Naomis Chol die kleine Berühmheit aus Kakuma
Naomi Chol besuchte eine Schule, die von der Oscargewinnerin und UNHCR-Sondergesandten Angelina Jolie gegründet wurde.
KAKUMA, Jordanien – Naomi Chol besuchte eine Schule, die von der Oscargewinnerin und UNHCR-Sondergesandten Angelina Jolie gegründet wurde. Jetzt ist die 16-Jährige aus dem Südsudan selbst eine kleine Berühmtheit in dem kenianischen Flüchtlingscamp.
„Überall wo ich hingehe, kommen Menschen zu mir, um meine Hand zu schütteln“, erzählt die ehemalige Schülerin der Angelina-Jolie-Schule. Diese wurde von der Sondergesandten im Jahre 2002 errichtet und ist speziell auf die Ausbildung besonders schutzbedürftiger Mädchen ausgerichtet.
Der Grund für all die Aufmerksamkeit ist Naomis außergewöhnliches Abschneiden bei der jährlich stattfindenden „Kenya Certificate of Primary Education“-Prüfung im letzten September. Über 880.000 Studenten absolvierten die Prüfung. Naomi erreichte mit 418 von 500 Punkten das beste Ergebnis in ihrem Bezirk.
Schule bewährt sich
Und das ist nicht die einzige gute Nachricht: Naomis Schule, die mittlerweile von 250 Schülerinnen besucht wird, konnte eine 86-prozentige Erfolgsquote verzeichnen. Die Mädchen sind zum großen Teil Flüchtlinge aus dem Sudan, dem Südsudan, Somalia, der Demokratischen Republik Kongo, Äthiopien, Burundi und Uganda. Aber auch einige Mädchen aus den Gastgemeinden nehmen am Unterricht teil.
Naomis Erfolg ist eine Auszeichnung für die hohe Qualität der Ausbildung durch die Internatsschule, nach deren Grundsatz sichergestellt werden soll, dass alle Flüchtlinge zumindest eine Grundausbildung erhalten. Viele der 1.500 Mädchen, die zur diesjährigen Prüfung angetreten sind, hoffen, nächstes Jahr in die Oberschule zu kommen.
„Die Schule hat sich seit ihrer Eröffnung immer wieder bewährt“, meint Mohamud Hure, UNHCR-Bildungsbeauftragter, und fügt hinzu, dass Naomis Leistung, „die Notwendigkeit und den Erfolg eines sicheren Lernumfeldes weiter unterstreicht.“ Sie wurde zu einer Inspiration für andere. „Wir sind sehr stolz auf sie“, sagt Anyuk, eine Schülerin aus der fünften Klasse.

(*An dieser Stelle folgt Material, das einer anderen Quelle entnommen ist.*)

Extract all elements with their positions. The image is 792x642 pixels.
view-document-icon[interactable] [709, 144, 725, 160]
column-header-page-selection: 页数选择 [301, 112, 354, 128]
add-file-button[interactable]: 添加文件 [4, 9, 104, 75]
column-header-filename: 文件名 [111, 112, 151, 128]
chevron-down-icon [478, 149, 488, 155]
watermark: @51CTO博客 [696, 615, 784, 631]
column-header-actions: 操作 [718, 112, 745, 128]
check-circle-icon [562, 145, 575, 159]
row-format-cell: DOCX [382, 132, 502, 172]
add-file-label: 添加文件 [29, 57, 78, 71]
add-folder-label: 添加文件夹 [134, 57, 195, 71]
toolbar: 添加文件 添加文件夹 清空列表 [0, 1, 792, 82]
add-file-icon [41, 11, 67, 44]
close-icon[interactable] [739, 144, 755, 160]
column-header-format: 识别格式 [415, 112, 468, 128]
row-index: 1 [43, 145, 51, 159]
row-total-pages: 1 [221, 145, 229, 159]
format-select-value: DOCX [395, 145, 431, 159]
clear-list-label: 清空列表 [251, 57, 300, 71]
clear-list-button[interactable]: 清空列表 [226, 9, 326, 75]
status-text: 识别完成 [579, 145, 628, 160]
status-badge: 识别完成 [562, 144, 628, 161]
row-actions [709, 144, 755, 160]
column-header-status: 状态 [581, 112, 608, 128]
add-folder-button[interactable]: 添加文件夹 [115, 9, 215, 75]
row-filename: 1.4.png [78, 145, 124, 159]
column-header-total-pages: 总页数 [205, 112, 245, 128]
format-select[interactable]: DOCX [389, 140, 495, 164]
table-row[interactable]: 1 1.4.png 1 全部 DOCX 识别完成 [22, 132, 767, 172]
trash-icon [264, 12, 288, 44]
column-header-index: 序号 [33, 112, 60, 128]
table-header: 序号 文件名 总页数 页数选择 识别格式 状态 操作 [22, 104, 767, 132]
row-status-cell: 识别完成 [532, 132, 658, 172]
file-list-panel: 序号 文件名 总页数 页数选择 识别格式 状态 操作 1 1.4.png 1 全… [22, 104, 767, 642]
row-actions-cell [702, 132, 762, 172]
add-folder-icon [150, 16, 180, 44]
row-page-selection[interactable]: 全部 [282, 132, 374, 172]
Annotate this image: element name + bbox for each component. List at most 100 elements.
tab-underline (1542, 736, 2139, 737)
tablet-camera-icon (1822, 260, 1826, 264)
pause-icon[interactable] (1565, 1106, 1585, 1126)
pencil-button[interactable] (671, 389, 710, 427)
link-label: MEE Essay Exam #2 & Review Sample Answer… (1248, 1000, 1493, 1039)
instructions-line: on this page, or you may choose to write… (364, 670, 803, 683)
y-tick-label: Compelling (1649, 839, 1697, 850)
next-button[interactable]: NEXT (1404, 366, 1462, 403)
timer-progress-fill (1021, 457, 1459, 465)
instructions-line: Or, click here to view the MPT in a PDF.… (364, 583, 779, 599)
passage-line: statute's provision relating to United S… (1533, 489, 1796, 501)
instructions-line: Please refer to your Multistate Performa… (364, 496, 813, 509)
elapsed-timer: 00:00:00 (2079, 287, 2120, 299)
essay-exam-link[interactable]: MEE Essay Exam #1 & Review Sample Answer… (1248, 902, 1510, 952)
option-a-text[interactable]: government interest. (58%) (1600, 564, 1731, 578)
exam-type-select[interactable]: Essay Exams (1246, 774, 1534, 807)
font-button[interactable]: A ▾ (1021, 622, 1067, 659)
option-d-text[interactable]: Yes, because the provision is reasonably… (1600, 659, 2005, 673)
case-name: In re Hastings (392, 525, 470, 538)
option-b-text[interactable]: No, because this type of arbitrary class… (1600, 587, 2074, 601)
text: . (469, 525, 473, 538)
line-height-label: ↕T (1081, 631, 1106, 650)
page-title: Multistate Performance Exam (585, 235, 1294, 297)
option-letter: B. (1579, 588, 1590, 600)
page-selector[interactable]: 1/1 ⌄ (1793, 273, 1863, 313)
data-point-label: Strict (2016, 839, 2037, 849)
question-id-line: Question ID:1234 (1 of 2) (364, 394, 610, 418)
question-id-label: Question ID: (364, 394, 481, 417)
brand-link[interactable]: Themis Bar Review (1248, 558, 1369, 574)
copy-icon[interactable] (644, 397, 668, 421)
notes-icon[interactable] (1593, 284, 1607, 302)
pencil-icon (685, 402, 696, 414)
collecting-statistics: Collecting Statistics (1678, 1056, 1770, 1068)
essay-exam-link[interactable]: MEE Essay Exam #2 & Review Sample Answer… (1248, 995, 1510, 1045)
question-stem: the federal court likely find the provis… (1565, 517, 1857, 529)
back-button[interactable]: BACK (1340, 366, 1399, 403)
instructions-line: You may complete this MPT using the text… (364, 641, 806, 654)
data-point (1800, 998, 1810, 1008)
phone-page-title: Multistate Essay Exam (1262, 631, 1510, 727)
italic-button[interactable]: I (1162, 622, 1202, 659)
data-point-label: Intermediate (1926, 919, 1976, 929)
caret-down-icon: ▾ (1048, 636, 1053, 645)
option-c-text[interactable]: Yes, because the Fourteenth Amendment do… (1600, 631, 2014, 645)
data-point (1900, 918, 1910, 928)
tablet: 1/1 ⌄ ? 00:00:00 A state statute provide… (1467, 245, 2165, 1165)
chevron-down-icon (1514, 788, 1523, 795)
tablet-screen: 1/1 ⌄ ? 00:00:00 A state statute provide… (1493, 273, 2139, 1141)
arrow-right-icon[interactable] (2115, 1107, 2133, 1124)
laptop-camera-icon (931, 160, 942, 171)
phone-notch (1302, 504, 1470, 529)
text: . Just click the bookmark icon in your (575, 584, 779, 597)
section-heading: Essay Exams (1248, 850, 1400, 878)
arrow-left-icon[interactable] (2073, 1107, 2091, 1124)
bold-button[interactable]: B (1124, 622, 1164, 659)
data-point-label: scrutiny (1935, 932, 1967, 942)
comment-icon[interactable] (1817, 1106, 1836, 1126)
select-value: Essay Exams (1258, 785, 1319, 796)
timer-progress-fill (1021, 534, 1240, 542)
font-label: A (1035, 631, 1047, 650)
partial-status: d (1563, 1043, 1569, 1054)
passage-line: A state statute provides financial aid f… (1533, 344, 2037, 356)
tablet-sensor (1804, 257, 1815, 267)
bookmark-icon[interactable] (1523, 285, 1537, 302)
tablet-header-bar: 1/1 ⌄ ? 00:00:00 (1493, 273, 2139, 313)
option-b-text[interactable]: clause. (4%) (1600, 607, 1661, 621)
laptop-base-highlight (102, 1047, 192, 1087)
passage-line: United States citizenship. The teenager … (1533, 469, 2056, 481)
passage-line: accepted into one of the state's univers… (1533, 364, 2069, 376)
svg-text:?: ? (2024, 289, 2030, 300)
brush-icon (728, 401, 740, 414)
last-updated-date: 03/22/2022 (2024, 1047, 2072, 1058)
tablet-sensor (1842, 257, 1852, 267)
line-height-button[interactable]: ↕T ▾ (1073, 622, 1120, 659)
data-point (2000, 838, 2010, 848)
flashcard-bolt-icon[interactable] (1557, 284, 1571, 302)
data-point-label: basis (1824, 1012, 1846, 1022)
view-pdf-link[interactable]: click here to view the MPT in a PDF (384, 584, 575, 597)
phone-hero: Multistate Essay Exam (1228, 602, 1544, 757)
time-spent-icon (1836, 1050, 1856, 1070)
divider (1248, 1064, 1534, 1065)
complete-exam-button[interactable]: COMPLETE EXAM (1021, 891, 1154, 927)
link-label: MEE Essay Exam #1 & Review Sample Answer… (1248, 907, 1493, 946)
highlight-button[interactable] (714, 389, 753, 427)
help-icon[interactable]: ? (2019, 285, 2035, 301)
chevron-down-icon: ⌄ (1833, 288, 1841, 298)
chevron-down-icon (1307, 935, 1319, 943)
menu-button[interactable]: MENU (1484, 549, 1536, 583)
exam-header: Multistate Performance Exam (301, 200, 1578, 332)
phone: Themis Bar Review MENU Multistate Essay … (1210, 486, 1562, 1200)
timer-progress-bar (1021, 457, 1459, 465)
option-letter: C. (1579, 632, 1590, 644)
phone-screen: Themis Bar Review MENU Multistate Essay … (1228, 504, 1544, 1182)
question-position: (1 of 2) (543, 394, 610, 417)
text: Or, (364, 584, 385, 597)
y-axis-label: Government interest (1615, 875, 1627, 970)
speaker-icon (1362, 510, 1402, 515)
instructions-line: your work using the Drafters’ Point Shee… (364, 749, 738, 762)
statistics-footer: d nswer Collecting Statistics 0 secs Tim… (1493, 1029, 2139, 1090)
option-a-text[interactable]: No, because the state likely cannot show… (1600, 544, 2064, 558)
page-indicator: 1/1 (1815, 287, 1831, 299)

Naomi weiß, dass sie Glück hatte: Nicht alle Schulen in Kakuma oder an anderen Orten ermöglichen eine Ausbildung unter solch vorteilhaften Bedingungen. Zu den häufigsten Problemen gehören Überbelegung, unqualifiziertes Lehrpersonal und ein Mangel an Schulmaterialien. „Ich hatte Glück, meine Ausbildung in einer Internatsschule absolvieren zu können. So hatte ich mehr Zeit zum Lernen. Meine Eltern haben mich sehr unterstützt und die Wichtigkeit einer guten Ausbildung hervorgehoben“, sagt sie.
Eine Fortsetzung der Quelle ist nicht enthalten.